Éramos todos do tipo abstrato, teólogos filosóficos. Queríamos debater imediatamente Deus versus o Vazio como os nomes para a realidade última. Abe e Cobb diziam: “Não, só podemos debater isso no terceiro ano”.
No primeiro ano debatemos “Qual o problema com os seres humanos?” Os budistas debatiam “Qual a ignorância primordial, Avidyā?” Os cristãos debatiam “O que é pecado, como orientação básica?”
No segundo ano, debatemos “Qual a resposta a este problema?” Os budistas, é claro, debateram “O que é iluminação?”
Os cristãos – e eu forneci um dos textos escritos – debateram “O que é redenção ou salvação?” Só no terceiro ano é que foi possível discutir o que todos queríamos.

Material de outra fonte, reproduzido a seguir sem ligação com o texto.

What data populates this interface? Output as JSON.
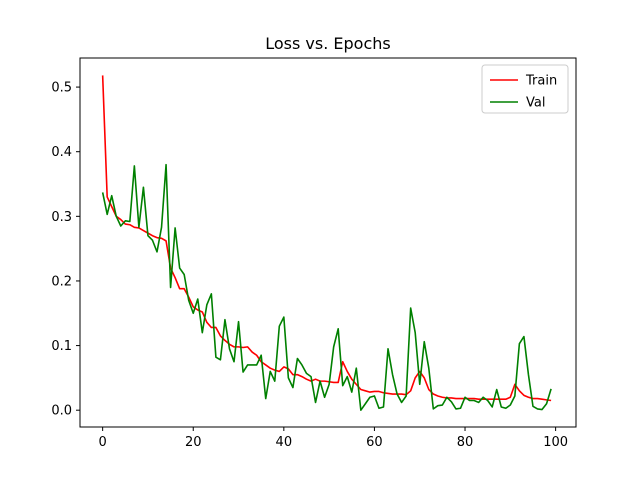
{
  "chart_data": {
    "type": "line",
    "title": "Loss vs. Epochs",
    "xlabel": "",
    "ylabel": "",
    "xlim": [
      -5,
      104.5
    ],
    "ylim": [
      -0.026,
      0.545
    ],
    "xticks": [
      0,
      20,
      40,
      60,
      80,
      100
    ],
    "yticks": [
      0.0,
      0.1,
      0.2,
      0.3,
      0.4,
      0.5
    ],
    "grid": false,
    "legend_position": "top-right",
    "series": [
      {
        "name": "Train",
        "color": "#ff0000",
        "x": [
          0,
          1,
          2,
          3,
          4,
          5,
          6,
          7,
          8,
          9,
          10,
          11,
          12,
          13,
          14,
          15,
          16,
          17,
          18,
          19,
          20,
          21,
          22,
          23,
          24,
          25,
          26,
          27,
          28,
          29,
          30,
          31,
          32,
          33,
          34,
          35,
          36,
          37,
          38,
          39,
          40,
          41,
          42,
          43,
          44,
          45,
          46,
          47,
          48,
          49,
          50,
          51,
          52,
          53,
          54,
          55,
          56,
          57,
          58,
          59,
          60,
          61,
          62,
          63,
          64,
          65,
          66,
          67,
          68,
          69,
          70,
          71,
          72,
          73,
          74,
          75,
          76,
          77,
          78,
          79,
          80,
          81,
          82,
          83,
          84,
          85,
          86,
          87,
          88,
          89,
          90,
          91,
          92,
          93,
          94,
          95,
          96,
          97,
          98,
          99
        ],
        "y": [
          0.518,
          0.33,
          0.315,
          0.3,
          0.295,
          0.288,
          0.287,
          0.283,
          0.282,
          0.278,
          0.274,
          0.27,
          0.267,
          0.266,
          0.262,
          0.22,
          0.205,
          0.188,
          0.188,
          0.175,
          0.16,
          0.155,
          0.152,
          0.136,
          0.128,
          0.128,
          0.115,
          0.108,
          0.102,
          0.098,
          0.098,
          0.097,
          0.098,
          0.09,
          0.085,
          0.075,
          0.07,
          0.065,
          0.062,
          0.06,
          0.067,
          0.064,
          0.055,
          0.055,
          0.052,
          0.048,
          0.045,
          0.048,
          0.045,
          0.045,
          0.044,
          0.043,
          0.043,
          0.075,
          0.06,
          0.048,
          0.04,
          0.032,
          0.03,
          0.028,
          0.029,
          0.029,
          0.027,
          0.026,
          0.025,
          0.025,
          0.025,
          0.024,
          0.03,
          0.05,
          0.06,
          0.05,
          0.032,
          0.025,
          0.022,
          0.02,
          0.019,
          0.019,
          0.018,
          0.018,
          0.018,
          0.018,
          0.018,
          0.017,
          0.017,
          0.017,
          0.017,
          0.017,
          0.017,
          0.017,
          0.02,
          0.04,
          0.03,
          0.023,
          0.02,
          0.018,
          0.018,
          0.017,
          0.016,
          0.015
        ]
      },
      {
        "name": "Val",
        "color": "#008000",
        "x": [
          0,
          1,
          2,
          3,
          4,
          5,
          6,
          7,
          8,
          9,
          10,
          11,
          12,
          13,
          14,
          15,
          16,
          17,
          18,
          19,
          20,
          21,
          22,
          23,
          24,
          25,
          26,
          27,
          28,
          29,
          30,
          31,
          32,
          33,
          34,
          35,
          36,
          37,
          38,
          39,
          40,
          41,
          42,
          43,
          44,
          45,
          46,
          47,
          48,
          49,
          50,
          51,
          52,
          53,
          54,
          55,
          56,
          57,
          58,
          59,
          60,
          61,
          62,
          63,
          64,
          65,
          66,
          67,
          68,
          69,
          70,
          71,
          72,
          73,
          74,
          75,
          76,
          77,
          78,
          79,
          80,
          81,
          82,
          83,
          84,
          85,
          86,
          87,
          88,
          89,
          90,
          91,
          92,
          93,
          94,
          95,
          96,
          97,
          98,
          99
        ],
        "y": [
          0.337,
          0.303,
          0.332,
          0.3,
          0.285,
          0.293,
          0.292,
          0.378,
          0.283,
          0.345,
          0.27,
          0.263,
          0.245,
          0.283,
          0.38,
          0.19,
          0.282,
          0.22,
          0.21,
          0.17,
          0.15,
          0.172,
          0.12,
          0.163,
          0.18,
          0.082,
          0.078,
          0.14,
          0.095,
          0.075,
          0.137,
          0.059,
          0.07,
          0.07,
          0.07,
          0.085,
          0.018,
          0.06,
          0.045,
          0.13,
          0.144,
          0.05,
          0.035,
          0.08,
          0.07,
          0.057,
          0.052,
          0.012,
          0.045,
          0.02,
          0.04,
          0.098,
          0.126,
          0.038,
          0.052,
          0.028,
          0.065,
          0.0,
          0.01,
          0.02,
          0.022,
          0.003,
          0.005,
          0.095,
          0.055,
          0.025,
          0.012,
          0.022,
          0.158,
          0.12,
          0.04,
          0.106,
          0.065,
          0.002,
          0.007,
          0.008,
          0.02,
          0.013,
          0.002,
          0.003,
          0.02,
          0.015,
          0.015,
          0.012,
          0.02,
          0.015,
          0.005,
          0.032,
          0.005,
          0.003,
          0.008,
          0.022,
          0.103,
          0.114,
          0.055,
          0.006,
          0.002,
          0.001,
          0.01,
          0.033
        ]
      }
    ]
  }
}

Mas os organizadores acertaram em nos fazer aguardar até que abordássemos estas questões antropológicas, antes de debater o Vazio e/ou Deus.
O que o senhor aprendeu?
No final do terceiro ano, todos deveriam dizer o que achavam que tinham aprendido. Disse que uma das coisas que mais aprendi, como ocidental e como teólogo cristão, foi como compreender por que alguém chamaria a realidade última de “vazio”, u “impessoalidade radical”.
Além disso, todos admitimos – e essa é a grande importância do diálogo inter-religioso – que também aprendemos mais sobre a nossa própria religião.

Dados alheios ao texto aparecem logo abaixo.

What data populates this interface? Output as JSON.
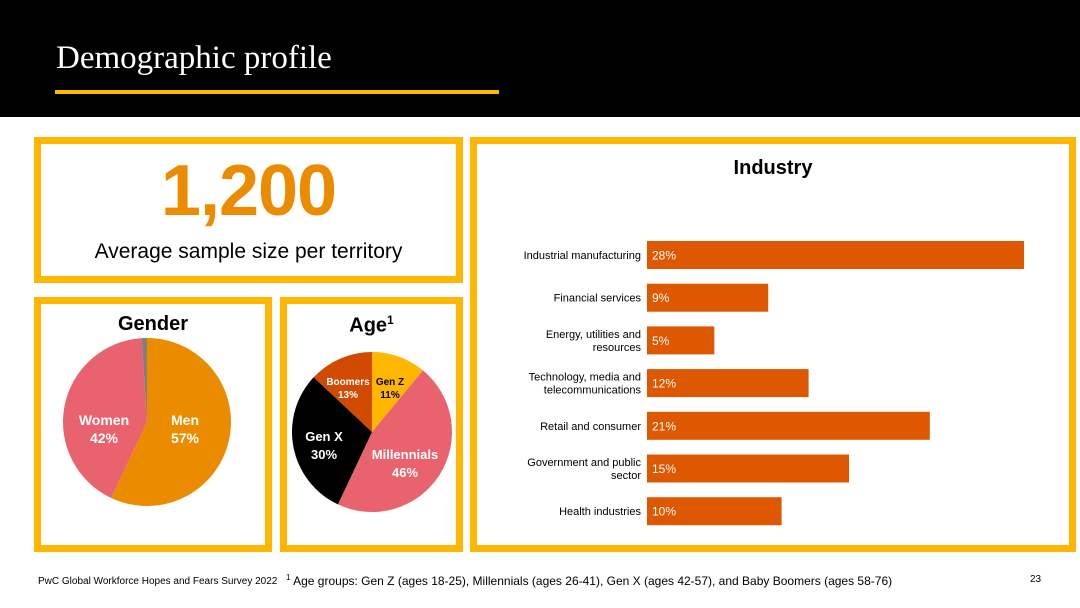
{
  "slide": {
    "title": "Demographic profile",
    "footer_source": "PwC Global Workforce Hopes and Fears Survey 2022",
    "footnote_marker": "1",
    "footnote": "Age groups: Gen Z (ages 18-25), Millennials (ages 26-41), Gen X (ages 42-57), and Baby Boomers (ages 58-76)",
    "page_number": "23"
  },
  "sample": {
    "value": "1,200",
    "label": "Average sample size per territory"
  },
  "colors": {
    "accent_yellow": "#FFB600",
    "orange": "#EB8C00",
    "rose": "#E8636E",
    "dark_orange": "#D04A02",
    "bar": "#DD5800",
    "black": "#000000",
    "grey": "#7F7F7F"
  },
  "chart_data": [
    {
      "type": "pie",
      "title": "Gender",
      "slices": [
        {
          "name": "Men",
          "value": 57,
          "label": "57%",
          "color": "#EB8C00"
        },
        {
          "name": "Women",
          "value": 42,
          "label": "42%",
          "color": "#E8636E"
        },
        {
          "name": "",
          "value": 1,
          "label": "",
          "color": "#7F7F7F"
        }
      ]
    },
    {
      "type": "pie",
      "title": "Age",
      "title_superscript": "1",
      "slices": [
        {
          "name": "Gen Z",
          "value": 11,
          "label": "11%",
          "color": "#FFB600"
        },
        {
          "name": "Millennials",
          "value": 46,
          "label": "46%",
          "color": "#E8636E"
        },
        {
          "name": "Gen X",
          "value": 30,
          "label": "30%",
          "color": "#000000"
        },
        {
          "name": "Boomers",
          "value": 13,
          "label": "13%",
          "color": "#D04A02"
        }
      ]
    },
    {
      "type": "bar",
      "orientation": "horizontal",
      "title": "Industry",
      "categories": [
        [
          "Industrial manufacturing"
        ],
        [
          "Financial services"
        ],
        [
          "Energy, utilities and",
          "resources"
        ],
        [
          "Technology, media and",
          "telecommunications"
        ],
        [
          "Retail and consumer"
        ],
        [
          "Government and public",
          "sector"
        ],
        [
          "Health industries"
        ]
      ],
      "values": [
        28,
        9,
        5,
        12,
        21,
        15,
        10
      ],
      "labels": [
        "28%",
        "9%",
        "5%",
        "12%",
        "21%",
        "15%",
        "10%"
      ],
      "xlim": [
        0,
        28
      ]
    }
  ]
}
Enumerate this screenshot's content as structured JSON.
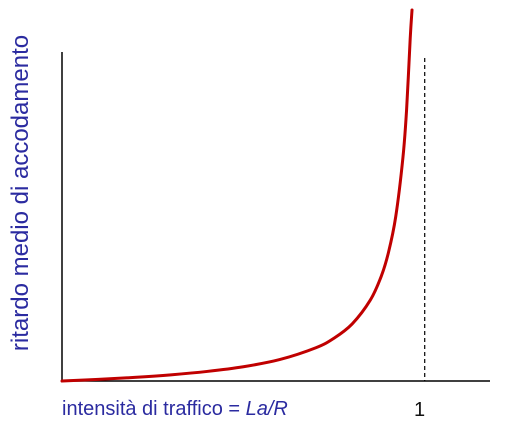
{
  "chart_data": {
    "type": "line",
    "title": "",
    "ylabel": "ritardo medio di accodamento",
    "xlabel": {
      "prefix": "intensità di traffico = ",
      "formula": "La/R"
    },
    "x_ticks": [
      {
        "value": 1,
        "label": "1"
      }
    ],
    "xlim": [
      0,
      1.18
    ],
    "ylim": [
      0,
      26
    ],
    "grid": false,
    "asymptote": {
      "x": 1,
      "style": "dashed"
    },
    "series": [
      {
        "color": "#c00000",
        "x": [
          0,
          0.1,
          0.2,
          0.3,
          0.4,
          0.5,
          0.6,
          0.7,
          0.75,
          0.8,
          0.85,
          0.88,
          0.9,
          0.92,
          0.94,
          0.95,
          0.96,
          0.965
        ],
        "y": [
          0,
          0.11,
          0.25,
          0.43,
          0.67,
          1.0,
          1.5,
          2.33,
          3.0,
          4.0,
          5.67,
          7.33,
          9.0,
          11.5,
          15.67,
          19.0,
          24.0,
          27.6
        ]
      }
    ]
  }
}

Uma outra coisa que observei: os budistas, diferentemente de mim e dos demais cristãos, tinham uma maneira de incorporar as suas práticas meditativas em suas metafísicas. Eu não sabia como fazer isso, mas eles me ajudaram e, agora, estou melhor nesse sentido.

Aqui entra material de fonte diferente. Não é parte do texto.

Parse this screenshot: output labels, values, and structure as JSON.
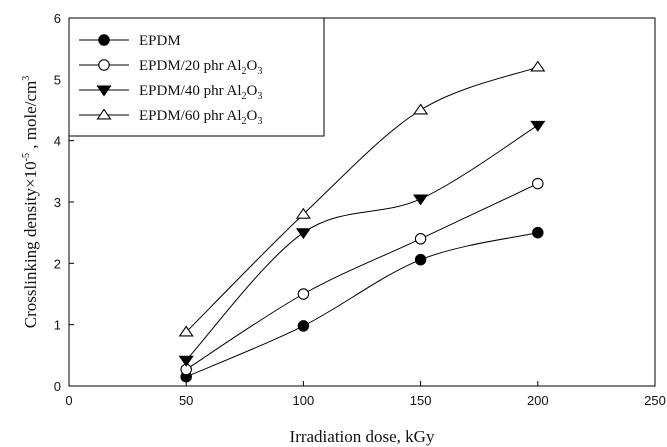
{
  "chart_data": {
    "type": "line",
    "xlabel": "Irradiation dose, kGy",
    "ylabel": {
      "prefix": "Crosslinking density×10",
      "exponent": "-5",
      "suffix": " , mole/cm",
      "unit_exponent": "3"
    },
    "xlim": [
      0,
      250
    ],
    "ylim": [
      0,
      6
    ],
    "x_ticks": [
      "0",
      "50",
      "100",
      "150",
      "200",
      "250"
    ],
    "y_ticks": [
      "0",
      "1",
      "2",
      "3",
      "4",
      "5",
      "6"
    ],
    "grid": false,
    "legend_position": "top-left",
    "x": [
      50,
      100,
      150,
      200
    ],
    "series": [
      {
        "name": "EPDM",
        "legend_parts": [
          "EPDM"
        ],
        "marker": "filled-circle",
        "values": [
          0.15,
          0.98,
          2.06,
          2.5
        ]
      },
      {
        "name": "EPDM/20 phr Al2O3",
        "legend_parts": [
          "EPDM/20 phr Al",
          "2",
          "O",
          "3"
        ],
        "marker": "open-circle",
        "values": [
          0.27,
          1.5,
          2.4,
          3.3
        ]
      },
      {
        "name": "EPDM/40 phr Al2O3",
        "legend_parts": [
          "EPDM/40 phr Al",
          "2",
          "O",
          "3"
        ],
        "marker": "filled-triangle-down",
        "values": [
          0.42,
          2.5,
          3.05,
          4.25
        ]
      },
      {
        "name": "EPDM/60 phr Al2O3",
        "legend_parts": [
          "EPDM/60 phr Al",
          "2",
          "O",
          "3"
        ],
        "marker": "open-triangle-up",
        "values": [
          0.88,
          2.8,
          4.5,
          5.2
        ]
      }
    ]
  }
}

Há tempos o senhor defende que o teólogo cristão se dirige a três públicos: a academia, a igreja e o público em geral dos intelectualmente curiosos. Mas enquanto ouço o senhor, me pergunto: ao longo da segunda metade do século XX havia um grande público geral, entre eles muitos leitores da Newsweek, que lia artigos sobre teologia. Mas hoje os livros sobre religião, sem mencionar sobre os de teologia, raramente ganham destaque nas resenhas dos jornais e outros meios de comunicação seculares. Como o teólogo pode se dirigir a um público que não parece prestar nenhuma atenção?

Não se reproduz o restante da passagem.